That’s the question asked here.
[N]ow the piggy bank is empty, the cards are maxed out, the NA meetings are every night at 7 and the house is upside-down. The layoffs are coming: will you be one of them or will you just be picking up a few extra hours of work to fill in for the ones who were? The slender times have begun. How will cities fare against the suburbs now? If cities really were an efficiency, a greener solution to a worn out and wasteful suburban culture, would not they have boomed in the early 90s and the late 70s? Where will Americans ride these times out? And will we learn anything from the collective experience of the past two decades?

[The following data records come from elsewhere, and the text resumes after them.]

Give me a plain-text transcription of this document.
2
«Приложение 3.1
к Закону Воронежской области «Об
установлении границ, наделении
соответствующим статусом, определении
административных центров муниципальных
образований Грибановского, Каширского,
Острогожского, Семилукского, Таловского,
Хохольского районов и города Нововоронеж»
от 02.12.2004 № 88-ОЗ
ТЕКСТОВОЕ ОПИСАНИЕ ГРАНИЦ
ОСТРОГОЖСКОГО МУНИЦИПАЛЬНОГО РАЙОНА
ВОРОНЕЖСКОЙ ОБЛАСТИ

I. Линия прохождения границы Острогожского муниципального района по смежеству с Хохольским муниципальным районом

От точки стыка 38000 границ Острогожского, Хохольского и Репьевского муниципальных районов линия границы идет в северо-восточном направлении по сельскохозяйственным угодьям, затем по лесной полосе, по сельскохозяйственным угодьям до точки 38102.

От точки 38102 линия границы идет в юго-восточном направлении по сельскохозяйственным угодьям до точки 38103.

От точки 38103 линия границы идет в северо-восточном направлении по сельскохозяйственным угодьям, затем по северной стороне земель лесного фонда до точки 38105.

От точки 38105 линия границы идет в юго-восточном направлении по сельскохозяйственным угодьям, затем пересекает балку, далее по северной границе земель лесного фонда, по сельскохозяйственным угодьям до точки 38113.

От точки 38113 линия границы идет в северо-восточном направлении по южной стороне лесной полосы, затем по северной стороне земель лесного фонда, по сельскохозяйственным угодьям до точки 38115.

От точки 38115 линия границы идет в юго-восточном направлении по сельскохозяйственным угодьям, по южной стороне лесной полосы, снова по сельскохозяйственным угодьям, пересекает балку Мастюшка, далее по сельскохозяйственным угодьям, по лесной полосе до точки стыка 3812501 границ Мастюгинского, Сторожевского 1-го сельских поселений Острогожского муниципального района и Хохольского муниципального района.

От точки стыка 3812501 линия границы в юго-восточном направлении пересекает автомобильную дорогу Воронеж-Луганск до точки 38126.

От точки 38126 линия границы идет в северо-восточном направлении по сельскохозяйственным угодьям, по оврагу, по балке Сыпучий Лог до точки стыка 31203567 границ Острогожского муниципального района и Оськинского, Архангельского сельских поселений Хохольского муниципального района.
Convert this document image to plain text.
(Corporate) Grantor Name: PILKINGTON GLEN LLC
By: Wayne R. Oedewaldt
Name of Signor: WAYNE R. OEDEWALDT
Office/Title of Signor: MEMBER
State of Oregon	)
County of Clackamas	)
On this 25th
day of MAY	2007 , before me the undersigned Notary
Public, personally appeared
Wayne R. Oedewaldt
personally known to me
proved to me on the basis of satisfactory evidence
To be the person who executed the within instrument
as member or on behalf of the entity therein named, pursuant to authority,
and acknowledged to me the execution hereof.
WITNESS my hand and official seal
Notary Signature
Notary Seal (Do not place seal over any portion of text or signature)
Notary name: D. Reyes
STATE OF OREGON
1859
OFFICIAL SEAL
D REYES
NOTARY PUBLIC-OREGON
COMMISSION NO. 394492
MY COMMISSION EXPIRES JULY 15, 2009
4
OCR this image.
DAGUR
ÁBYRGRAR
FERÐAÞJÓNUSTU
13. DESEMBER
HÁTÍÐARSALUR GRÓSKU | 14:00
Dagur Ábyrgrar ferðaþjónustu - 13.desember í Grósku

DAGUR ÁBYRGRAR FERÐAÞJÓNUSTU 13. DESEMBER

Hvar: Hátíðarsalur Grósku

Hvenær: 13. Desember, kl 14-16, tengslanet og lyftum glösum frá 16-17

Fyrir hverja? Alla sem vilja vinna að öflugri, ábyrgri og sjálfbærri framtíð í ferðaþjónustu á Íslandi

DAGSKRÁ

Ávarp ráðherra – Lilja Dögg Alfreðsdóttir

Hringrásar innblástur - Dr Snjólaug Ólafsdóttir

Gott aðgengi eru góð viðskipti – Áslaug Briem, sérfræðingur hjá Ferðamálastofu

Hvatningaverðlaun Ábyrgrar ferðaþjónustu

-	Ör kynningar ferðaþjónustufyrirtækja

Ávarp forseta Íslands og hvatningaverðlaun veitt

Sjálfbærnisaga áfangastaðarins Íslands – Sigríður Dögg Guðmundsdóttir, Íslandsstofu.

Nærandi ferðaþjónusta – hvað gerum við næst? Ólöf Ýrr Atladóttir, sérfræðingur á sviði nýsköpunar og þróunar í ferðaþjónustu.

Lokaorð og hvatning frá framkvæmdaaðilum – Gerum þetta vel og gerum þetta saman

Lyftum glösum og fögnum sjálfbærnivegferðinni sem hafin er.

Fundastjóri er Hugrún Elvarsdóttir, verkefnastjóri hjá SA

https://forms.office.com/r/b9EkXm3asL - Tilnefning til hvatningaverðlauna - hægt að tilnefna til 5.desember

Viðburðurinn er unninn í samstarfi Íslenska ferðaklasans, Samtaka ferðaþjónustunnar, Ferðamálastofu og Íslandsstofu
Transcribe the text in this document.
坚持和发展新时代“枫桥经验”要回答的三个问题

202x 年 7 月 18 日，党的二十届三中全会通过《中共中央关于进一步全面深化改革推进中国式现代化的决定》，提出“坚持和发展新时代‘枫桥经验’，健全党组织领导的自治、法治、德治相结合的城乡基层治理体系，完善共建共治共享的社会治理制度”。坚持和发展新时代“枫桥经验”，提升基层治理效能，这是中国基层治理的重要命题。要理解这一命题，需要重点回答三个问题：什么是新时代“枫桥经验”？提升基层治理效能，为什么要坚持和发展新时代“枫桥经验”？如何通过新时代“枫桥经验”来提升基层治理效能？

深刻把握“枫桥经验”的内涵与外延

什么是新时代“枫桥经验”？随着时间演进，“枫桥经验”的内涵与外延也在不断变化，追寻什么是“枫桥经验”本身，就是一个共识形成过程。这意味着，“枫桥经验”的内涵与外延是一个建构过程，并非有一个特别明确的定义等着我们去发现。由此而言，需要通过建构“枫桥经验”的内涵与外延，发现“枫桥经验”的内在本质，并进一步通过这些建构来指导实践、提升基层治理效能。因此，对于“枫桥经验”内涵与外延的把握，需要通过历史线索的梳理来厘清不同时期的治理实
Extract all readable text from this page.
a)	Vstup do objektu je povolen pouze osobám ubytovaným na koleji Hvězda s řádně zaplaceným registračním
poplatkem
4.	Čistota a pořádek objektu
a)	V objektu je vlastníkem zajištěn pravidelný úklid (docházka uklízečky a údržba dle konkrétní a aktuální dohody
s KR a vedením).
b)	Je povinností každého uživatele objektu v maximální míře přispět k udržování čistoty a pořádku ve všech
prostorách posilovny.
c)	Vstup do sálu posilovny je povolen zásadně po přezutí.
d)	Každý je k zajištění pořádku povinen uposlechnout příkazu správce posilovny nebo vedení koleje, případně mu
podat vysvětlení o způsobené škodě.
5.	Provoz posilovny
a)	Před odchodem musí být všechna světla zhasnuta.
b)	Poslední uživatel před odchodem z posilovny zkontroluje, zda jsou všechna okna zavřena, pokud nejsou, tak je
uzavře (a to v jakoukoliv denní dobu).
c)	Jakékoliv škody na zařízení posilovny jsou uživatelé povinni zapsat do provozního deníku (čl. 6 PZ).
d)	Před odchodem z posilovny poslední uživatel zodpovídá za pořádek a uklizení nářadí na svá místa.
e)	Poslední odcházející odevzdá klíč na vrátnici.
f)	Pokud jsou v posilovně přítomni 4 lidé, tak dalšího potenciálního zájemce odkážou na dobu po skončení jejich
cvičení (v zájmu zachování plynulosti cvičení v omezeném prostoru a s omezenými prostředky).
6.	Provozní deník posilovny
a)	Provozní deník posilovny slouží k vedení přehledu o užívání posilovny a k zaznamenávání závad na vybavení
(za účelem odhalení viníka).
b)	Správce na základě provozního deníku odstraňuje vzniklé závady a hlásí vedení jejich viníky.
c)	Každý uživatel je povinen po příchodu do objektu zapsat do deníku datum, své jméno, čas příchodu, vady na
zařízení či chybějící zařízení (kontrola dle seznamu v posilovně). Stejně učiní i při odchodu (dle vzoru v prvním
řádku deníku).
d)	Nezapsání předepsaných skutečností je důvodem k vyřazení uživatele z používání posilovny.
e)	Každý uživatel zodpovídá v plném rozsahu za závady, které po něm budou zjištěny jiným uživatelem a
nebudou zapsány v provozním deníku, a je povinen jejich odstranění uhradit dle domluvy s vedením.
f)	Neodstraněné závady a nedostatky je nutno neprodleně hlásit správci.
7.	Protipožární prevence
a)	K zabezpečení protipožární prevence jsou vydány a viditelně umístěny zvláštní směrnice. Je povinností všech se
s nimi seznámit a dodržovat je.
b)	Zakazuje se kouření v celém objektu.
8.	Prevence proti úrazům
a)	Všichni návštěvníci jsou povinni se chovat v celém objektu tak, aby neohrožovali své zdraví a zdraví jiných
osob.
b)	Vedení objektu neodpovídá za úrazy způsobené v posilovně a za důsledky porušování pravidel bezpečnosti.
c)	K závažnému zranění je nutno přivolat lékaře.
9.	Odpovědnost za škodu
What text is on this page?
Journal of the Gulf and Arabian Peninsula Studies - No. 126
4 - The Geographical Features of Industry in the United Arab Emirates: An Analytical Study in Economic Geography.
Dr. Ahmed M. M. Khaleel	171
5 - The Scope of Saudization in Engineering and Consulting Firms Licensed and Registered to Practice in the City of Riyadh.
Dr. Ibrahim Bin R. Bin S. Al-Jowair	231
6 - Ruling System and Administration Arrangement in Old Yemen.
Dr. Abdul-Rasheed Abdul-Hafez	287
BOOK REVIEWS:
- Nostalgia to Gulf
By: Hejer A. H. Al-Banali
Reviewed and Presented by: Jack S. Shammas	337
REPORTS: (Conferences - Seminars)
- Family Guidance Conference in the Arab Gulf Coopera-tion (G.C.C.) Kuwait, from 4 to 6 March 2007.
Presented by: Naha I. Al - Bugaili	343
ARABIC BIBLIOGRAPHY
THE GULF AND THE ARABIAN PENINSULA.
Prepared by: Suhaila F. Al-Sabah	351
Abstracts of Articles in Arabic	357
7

The post advances some interesting criticisms of my own and theorizes about cities as arenas for leisure and consumption. As I hope my work makes clear, especially WYC, my viewpoint is that cities are primarily vehicles for productivity improvement and innovation, inspired by Jane Jacobs and especially Robert Lucas who famously theorized that:
The theory of production contains nothing to hold a city together. A city is simply a collection of factors of production – capital, people and land and people – and land is always far cheaper outside the city than inside. Why don’t capital and people move outside, combining themselves with cheaper land and thereby increasing profits? Of course people like to live near shopping and shops need to be located close to their customers, but circular considerations of this kind explain only shopping centers, not cities. Cities are centered on wholesale trade and primary producers and a theory that accounts for their existence has to explain why these producers are apparently choosing high rather than low cost modes of operation… It seems to me the ‘force’ we need to postulate for the central role of cities in economic life is of exactly the same character of ‘external human capital’ I have postulated as a force in aggregate development… What can people be paying Manhattan or downtown Chicago rents for if not to be around other people?
The theory of cities is a theory of production and development. They are one in the same thing.